Assessing Deanonymization Risks with Stylometry-Assisted LLM Agent
arXiv:2602.23079v1 Announce Type: new Abstract: The rapid advancement of large language models (LLMs) has enabled powerful authorship inference capabilities, raising growing concerns about unintended deanonymization risks in textual data such as news articles. In this work, we introduce an LLM agent designed to evaluate and mitigate such risks through a structured, interpretable pipeline. Central to our framework is the proposed $\textit{SALA}$ (Stylometry-Assisted LLM Analysis) method, which integrates quantitative stylometric features with LLM reasoning for robust and transparent authorship attribution. Experiments on large-scale news datasets demonstrate that $\textit{SALA}$, particularly when augmented with a database module, achieves high inference accuracy in various scenarios. Finally, we propose a guided recomposition strategy that leverages the agent's reasoning trace to generate rewriting prompts, effectively reducing authorship identifiability while preserving textual meani
arXiv:2602.23079v1 Announce Type: new Abstract: The rapid advancement of large language models (LLMs) has enabled powerful authorship inference capabilities, raising growing concerns about unintended deanonymization risks in textual data such as news articles. In this work, we introduce an LLM agent designed to evaluate and mitigate such risks through a structured, interpretable pipeline. Central to our framework is the proposed $\textit{SALA}$ (Stylometry-Assisted LLM Analysis) method, which integrates quantitative stylometric features with LLM reasoning for robust and transparent authorship attribution. Experiments on large-scale news datasets demonstrate that $\textit{SALA}$, particularly when augmented with a database module, achieves high inference accuracy in various scenarios. Finally, we propose a guided recomposition strategy that leverages the agent's reasoning trace to generate rewriting prompts, effectively reducing authorship identifiability while preserving textual meaning. Our findings highlight both the deanonymization potential of LLM agents and the importance of interpretable, proactive defenses for safeguarding author privacy.
Executive Summary
This study proposes a stylometry-assisted large language model (LLM) framework, SALA, to evaluate and mitigate unintended deanonymization risks in textual data. SALA integrates quantitative stylometric features with LLM reasoning for robust authorship attribution. Experiments on large-scale news datasets demonstrate high inference accuracy. A guided recomposition strategy is also proposed to reduce authorship identifiability while preserving textual meaning. The study highlights the deanonymization potential of LLM agents and the importance of interpretable, proactive defenses for safeguarding author privacy. The findings of this study have significant implications for the development of LLM agents and the protection of author privacy in various applications.
Key Points
- ▸ SALA framework integrates stylometry and LLM reasoning for robust authorship attribution.
- ▸ Guided recomposition strategy reduces authorship identifiability while preserving textual meaning.

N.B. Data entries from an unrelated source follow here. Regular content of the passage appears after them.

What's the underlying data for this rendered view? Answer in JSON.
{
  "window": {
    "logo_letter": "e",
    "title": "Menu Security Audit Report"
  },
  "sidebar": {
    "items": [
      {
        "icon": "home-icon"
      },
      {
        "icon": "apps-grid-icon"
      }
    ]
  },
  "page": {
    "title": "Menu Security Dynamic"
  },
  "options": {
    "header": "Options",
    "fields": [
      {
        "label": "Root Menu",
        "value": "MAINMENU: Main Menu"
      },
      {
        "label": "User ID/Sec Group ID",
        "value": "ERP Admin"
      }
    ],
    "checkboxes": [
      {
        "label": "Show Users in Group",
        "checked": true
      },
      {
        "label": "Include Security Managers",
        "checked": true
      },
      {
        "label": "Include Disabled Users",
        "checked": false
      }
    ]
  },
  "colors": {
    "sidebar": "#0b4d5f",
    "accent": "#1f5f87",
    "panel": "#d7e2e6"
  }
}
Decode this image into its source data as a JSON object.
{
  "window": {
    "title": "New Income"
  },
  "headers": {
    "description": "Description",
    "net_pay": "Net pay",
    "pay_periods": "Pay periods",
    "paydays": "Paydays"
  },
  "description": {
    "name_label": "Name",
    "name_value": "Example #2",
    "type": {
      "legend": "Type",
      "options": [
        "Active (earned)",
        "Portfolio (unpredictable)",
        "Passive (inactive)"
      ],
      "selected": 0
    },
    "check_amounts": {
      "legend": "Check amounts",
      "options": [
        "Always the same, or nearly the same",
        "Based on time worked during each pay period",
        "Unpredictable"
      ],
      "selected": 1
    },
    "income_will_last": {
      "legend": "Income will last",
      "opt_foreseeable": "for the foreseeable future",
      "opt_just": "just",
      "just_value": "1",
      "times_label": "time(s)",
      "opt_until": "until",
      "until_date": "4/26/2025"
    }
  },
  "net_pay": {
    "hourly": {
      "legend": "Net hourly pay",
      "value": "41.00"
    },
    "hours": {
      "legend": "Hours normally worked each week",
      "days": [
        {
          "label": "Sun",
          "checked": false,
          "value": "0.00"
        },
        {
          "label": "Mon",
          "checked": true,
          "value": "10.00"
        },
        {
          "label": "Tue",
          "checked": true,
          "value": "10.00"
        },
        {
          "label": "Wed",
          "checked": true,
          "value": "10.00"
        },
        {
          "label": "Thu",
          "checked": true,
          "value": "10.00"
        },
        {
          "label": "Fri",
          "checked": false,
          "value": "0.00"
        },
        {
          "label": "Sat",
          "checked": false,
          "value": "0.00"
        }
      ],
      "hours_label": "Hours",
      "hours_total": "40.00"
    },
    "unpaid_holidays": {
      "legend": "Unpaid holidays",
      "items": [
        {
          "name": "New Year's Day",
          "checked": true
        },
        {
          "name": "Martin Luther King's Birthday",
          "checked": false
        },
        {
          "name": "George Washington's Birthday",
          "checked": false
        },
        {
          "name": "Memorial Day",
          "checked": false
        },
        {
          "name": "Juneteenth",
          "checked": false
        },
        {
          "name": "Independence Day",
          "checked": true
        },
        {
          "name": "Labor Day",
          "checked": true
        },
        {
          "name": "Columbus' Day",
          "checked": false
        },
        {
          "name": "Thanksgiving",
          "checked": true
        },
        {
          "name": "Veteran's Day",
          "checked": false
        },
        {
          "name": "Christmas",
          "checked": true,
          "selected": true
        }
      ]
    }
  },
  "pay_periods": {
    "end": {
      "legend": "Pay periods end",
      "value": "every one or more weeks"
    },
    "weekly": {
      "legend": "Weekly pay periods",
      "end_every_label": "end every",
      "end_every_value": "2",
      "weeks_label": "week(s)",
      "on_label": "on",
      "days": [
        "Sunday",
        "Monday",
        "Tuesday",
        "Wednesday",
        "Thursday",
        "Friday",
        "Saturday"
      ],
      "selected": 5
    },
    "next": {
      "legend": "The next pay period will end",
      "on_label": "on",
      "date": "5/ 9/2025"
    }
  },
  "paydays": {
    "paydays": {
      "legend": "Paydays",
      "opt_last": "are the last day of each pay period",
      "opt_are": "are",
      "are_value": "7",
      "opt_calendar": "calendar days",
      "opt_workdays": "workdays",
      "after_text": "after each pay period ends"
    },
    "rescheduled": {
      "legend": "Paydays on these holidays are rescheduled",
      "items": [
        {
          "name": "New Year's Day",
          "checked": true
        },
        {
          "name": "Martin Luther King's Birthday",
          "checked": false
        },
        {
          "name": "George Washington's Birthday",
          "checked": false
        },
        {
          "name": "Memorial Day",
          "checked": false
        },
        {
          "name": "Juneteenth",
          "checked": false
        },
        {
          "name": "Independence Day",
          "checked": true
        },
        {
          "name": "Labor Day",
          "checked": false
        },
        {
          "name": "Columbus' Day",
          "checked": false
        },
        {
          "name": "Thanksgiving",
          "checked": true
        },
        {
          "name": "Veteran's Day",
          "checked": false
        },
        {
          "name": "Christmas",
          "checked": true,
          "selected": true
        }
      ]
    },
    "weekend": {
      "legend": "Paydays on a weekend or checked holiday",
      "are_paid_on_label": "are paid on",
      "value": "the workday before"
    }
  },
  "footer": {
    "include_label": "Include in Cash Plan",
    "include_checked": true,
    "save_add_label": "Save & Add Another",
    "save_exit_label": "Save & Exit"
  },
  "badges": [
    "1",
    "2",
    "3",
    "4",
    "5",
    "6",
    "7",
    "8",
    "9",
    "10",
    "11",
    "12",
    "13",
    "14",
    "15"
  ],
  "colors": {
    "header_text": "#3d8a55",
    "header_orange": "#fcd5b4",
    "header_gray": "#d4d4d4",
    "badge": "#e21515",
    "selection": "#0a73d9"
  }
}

- ▸ Experiments on large-scale news datasets demonstrate high inference accuracy.
Merits
Strength in Methodology
The study proposes a structured and interpretable pipeline for evaluating deanonymization risks, which is a significant strength of the methodology.
Robust Authorship Attribution
The SALA framework demonstrates high inference accuracy in various scenarios, making it a robust tool for authorship attribution.
Demerits
Limited Generalizability
The study is limited to experiments on large-scale news datasets, which may not be representative of other types of textual data.
Dependence on Databases
The SALA framework relies on a database module, which may not be feasible or scalable in all applications.
Expert Commentary
The study proposes a novel framework for evaluating and mitigating deanonymization risks in textual data. The SALA framework integrates stylometry and LLM reasoning, which is a significant improvement over existing methods. The guided recomposition strategy proposed in the study is also an interesting innovation that can be used to reduce authorship identifiability while preserving textual meaning. However, the study is limited to experiments on large-scale news datasets, which may not be representative of other types of textual data. Additionally, the SALA framework relies on a database module, which may not be feasible or scalable in all applications. Overall, the study is a significant contribution to the field of authorship attribution and textual data protection, and it highlights the importance of developing more robust and transparent methods for protecting author privacy.
Recommendations
- ✓ Future studies should explore the application of the SALA framework to other types of textual data, such as social media posts and online comments.
- ✓ The development of more robust and transparent authorship attribution tools, such as the SALA framework, should be prioritized in various applications, including journalism and academic publishing.